Attentats de Mumbai - Nouvelles accusations contre l'ISI pakistanais

New Delhi — Le gouvernement indien disposerait des preuves que son voisin et adversaire le Pakistan est impliqué dans les attentats de Mumbai, qui ont fait 171 morts et ont mis en évidence de graves failles dans le système de sécurité intérieure.

Selon la presse locale, le FBI aurait fourni aux autorités de New Delhi des preuves montrant l'implication des services secrets pakistanais dans les attaques perpétrées par une dizaine d'islamistes armés contre la capitale touristique de l'Inde. «Le lien avec l'ISI [services de renseignement militaires pakistanais] est clair et évident», a déclaré une source au sein des services de renseignements indiens, citée par le Times of India.

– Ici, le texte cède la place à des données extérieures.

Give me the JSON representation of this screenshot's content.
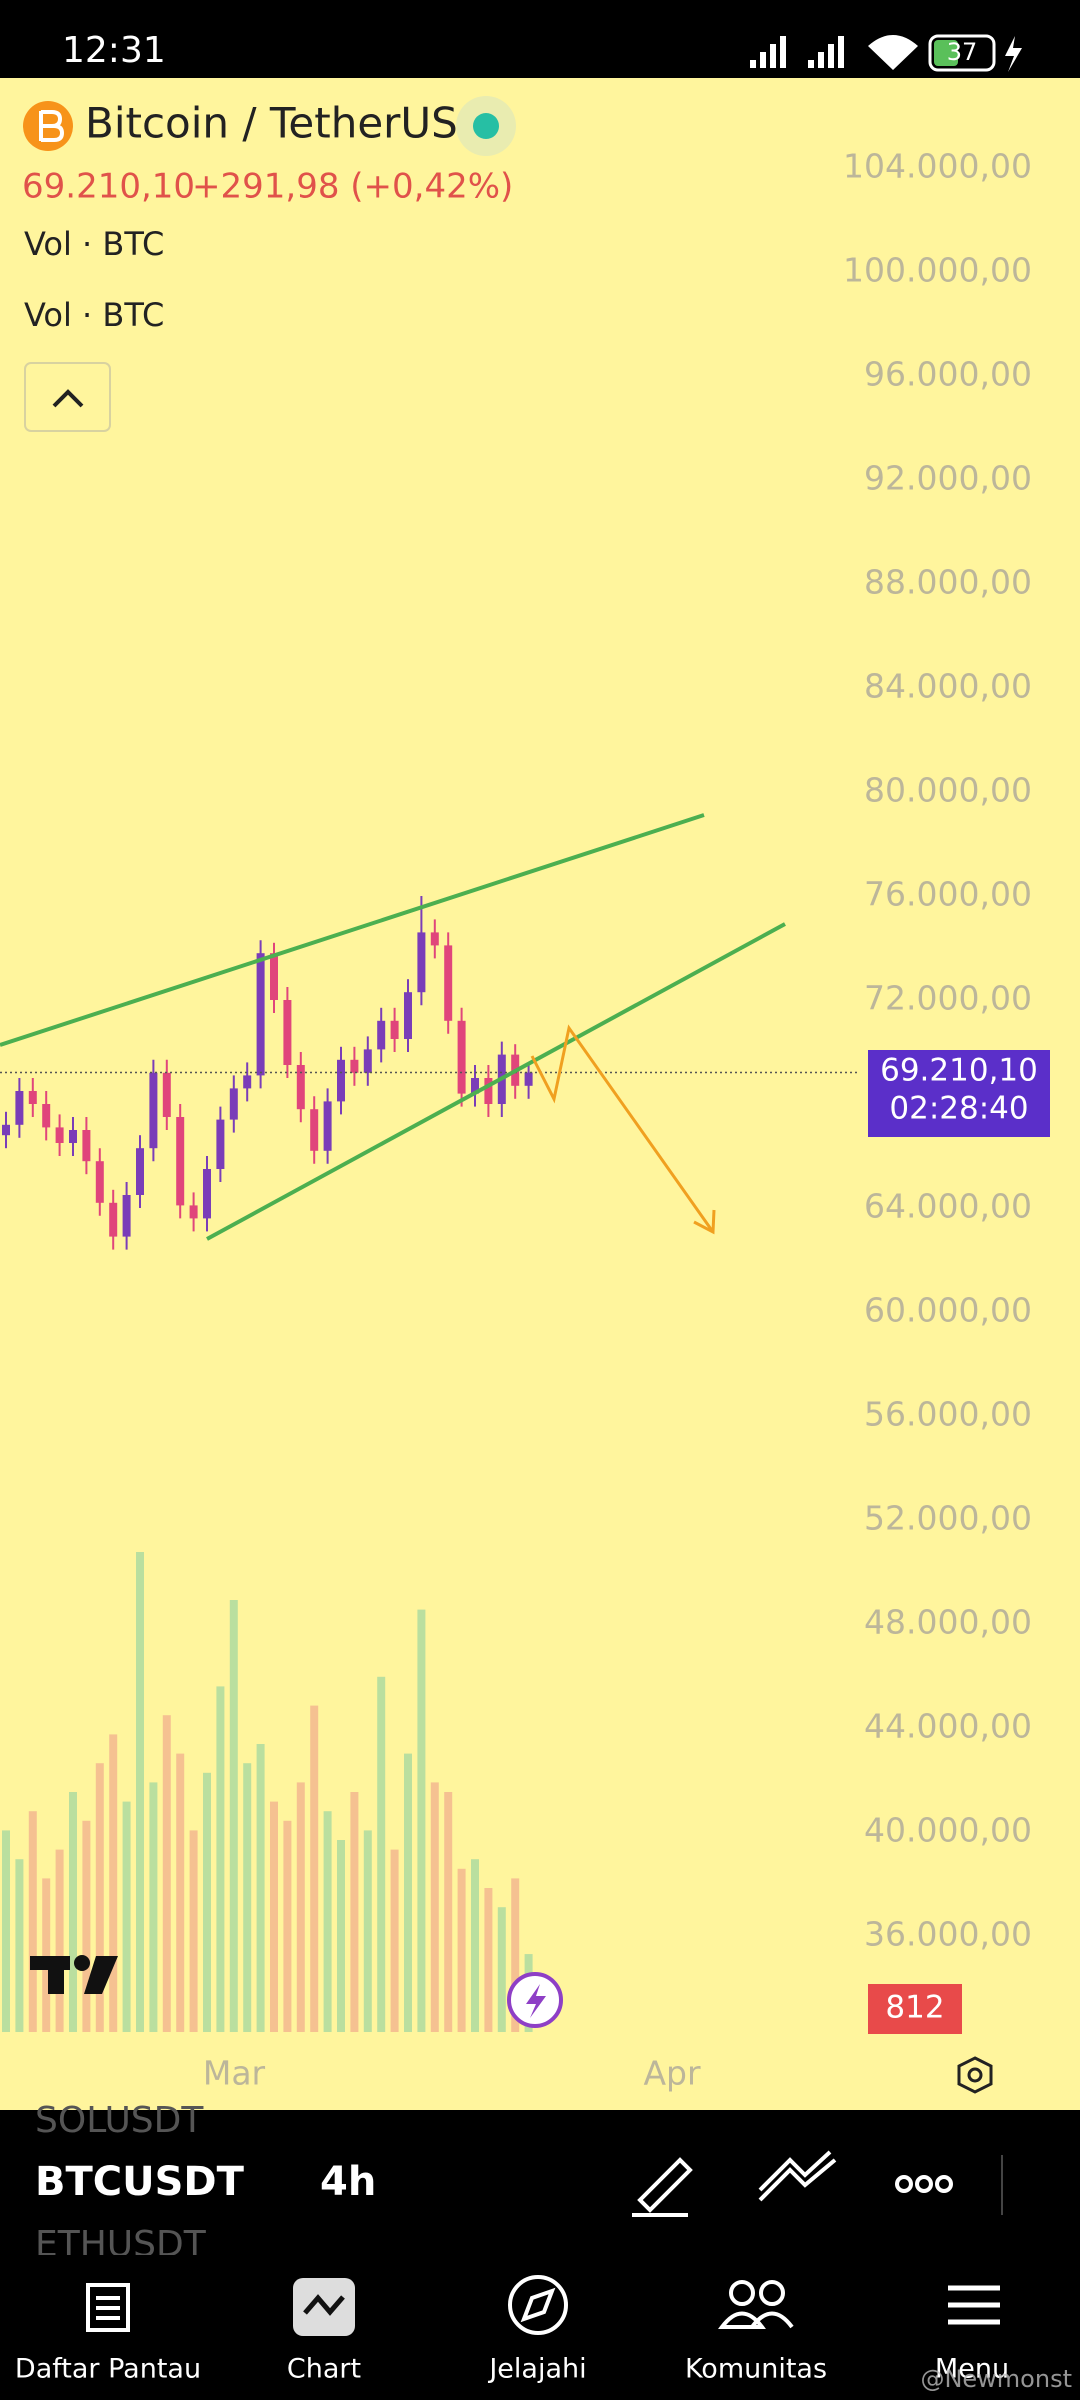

Le journal précise que l'ISI aurait participé à l'entraînement des militants, qui appartiendraient au groupe Lashkar-e-Taiba déjà soupçonné d'être responsable d'autres actes de violence en Inde.

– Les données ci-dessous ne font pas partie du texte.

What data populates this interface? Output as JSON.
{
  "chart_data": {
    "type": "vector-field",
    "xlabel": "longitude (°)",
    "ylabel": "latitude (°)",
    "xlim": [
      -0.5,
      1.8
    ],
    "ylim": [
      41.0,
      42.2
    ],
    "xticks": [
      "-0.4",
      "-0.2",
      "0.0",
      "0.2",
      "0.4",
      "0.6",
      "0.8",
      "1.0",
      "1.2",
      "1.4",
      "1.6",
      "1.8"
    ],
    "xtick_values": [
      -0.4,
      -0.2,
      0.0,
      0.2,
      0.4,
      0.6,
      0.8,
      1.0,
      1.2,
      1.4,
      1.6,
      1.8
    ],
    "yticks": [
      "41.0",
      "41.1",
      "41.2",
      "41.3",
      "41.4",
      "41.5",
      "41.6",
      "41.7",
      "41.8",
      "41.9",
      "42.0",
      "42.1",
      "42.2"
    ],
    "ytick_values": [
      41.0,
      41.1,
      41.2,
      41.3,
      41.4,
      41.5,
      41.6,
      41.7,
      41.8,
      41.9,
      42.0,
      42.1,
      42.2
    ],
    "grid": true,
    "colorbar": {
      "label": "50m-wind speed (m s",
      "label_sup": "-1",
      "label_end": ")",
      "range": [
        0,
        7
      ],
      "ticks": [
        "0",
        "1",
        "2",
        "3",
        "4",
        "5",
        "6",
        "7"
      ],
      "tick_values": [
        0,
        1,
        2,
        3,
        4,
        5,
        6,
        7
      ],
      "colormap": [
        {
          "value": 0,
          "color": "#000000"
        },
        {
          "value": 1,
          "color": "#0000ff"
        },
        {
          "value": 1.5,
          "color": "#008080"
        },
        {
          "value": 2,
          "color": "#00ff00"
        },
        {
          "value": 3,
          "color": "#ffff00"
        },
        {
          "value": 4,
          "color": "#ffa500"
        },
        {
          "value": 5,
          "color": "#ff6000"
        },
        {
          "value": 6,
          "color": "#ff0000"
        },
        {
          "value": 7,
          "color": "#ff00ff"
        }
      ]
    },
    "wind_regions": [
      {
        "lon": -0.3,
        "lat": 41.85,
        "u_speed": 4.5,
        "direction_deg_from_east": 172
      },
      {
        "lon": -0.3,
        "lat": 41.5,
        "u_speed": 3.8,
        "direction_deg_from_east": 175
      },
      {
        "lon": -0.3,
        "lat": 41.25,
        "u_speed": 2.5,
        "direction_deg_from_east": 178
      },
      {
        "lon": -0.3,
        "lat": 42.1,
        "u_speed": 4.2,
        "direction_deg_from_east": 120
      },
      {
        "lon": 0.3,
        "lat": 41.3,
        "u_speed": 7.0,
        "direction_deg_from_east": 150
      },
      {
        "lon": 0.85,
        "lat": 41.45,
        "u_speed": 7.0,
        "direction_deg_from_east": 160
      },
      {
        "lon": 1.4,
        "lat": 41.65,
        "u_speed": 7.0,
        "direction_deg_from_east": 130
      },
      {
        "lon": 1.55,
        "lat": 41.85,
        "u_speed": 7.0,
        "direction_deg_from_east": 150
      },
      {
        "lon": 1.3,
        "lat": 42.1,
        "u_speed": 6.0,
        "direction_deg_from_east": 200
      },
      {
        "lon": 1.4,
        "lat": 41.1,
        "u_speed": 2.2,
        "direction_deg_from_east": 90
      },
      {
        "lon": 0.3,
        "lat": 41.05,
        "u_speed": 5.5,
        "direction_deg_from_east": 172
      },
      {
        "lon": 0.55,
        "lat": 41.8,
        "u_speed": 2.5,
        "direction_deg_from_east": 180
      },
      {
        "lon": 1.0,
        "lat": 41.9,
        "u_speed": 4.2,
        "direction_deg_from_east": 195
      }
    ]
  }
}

«Il existe des preuves suffisantes qui montrent que l'origine de ces attentats est liée à des organisations qui, dans le passé, ont été identifiées comme responsables d'attaques terroristes contre l'Inde», a déclaré le ministre de l'Intérieur, Palaniappan Chidambaram.

Chidambaram n'a pas nommément cité l'ISI dans ce cas, mais le gouvernement indien a déjà accusé les services de renseignement pakistanais d'utiliser des groupes terroristes tels que Lashkar-e-Taiba comme des bras armés dans le conflit du Cachemire, vieux de soixante ans. De son côté, le Pakistan continue de démentir toute implication dans ces attaques et a même offert sa coopération aux enquêteurs indiens pour retrouver les commanditaires.

Tandis que l'enquête suit son cours, Chidambaram, entré en fonction dimanche à la place de Shivraj Patil, a reconnu que les trois jours de violence montraient clairement des failles dans le système de sécurité intérieure.

«Je mentirais si je disais qu'il n'y a pas eu de failles. Nous sommes en train d'étudier ce qu'il s'est passé. Nous traiterons les causes de ces failles», a dit le ministre à des journalistes à Mumbai. Certaines incertitudes persistent notamment sur le nombre d'hommes armés qui ont participé à ces attentats.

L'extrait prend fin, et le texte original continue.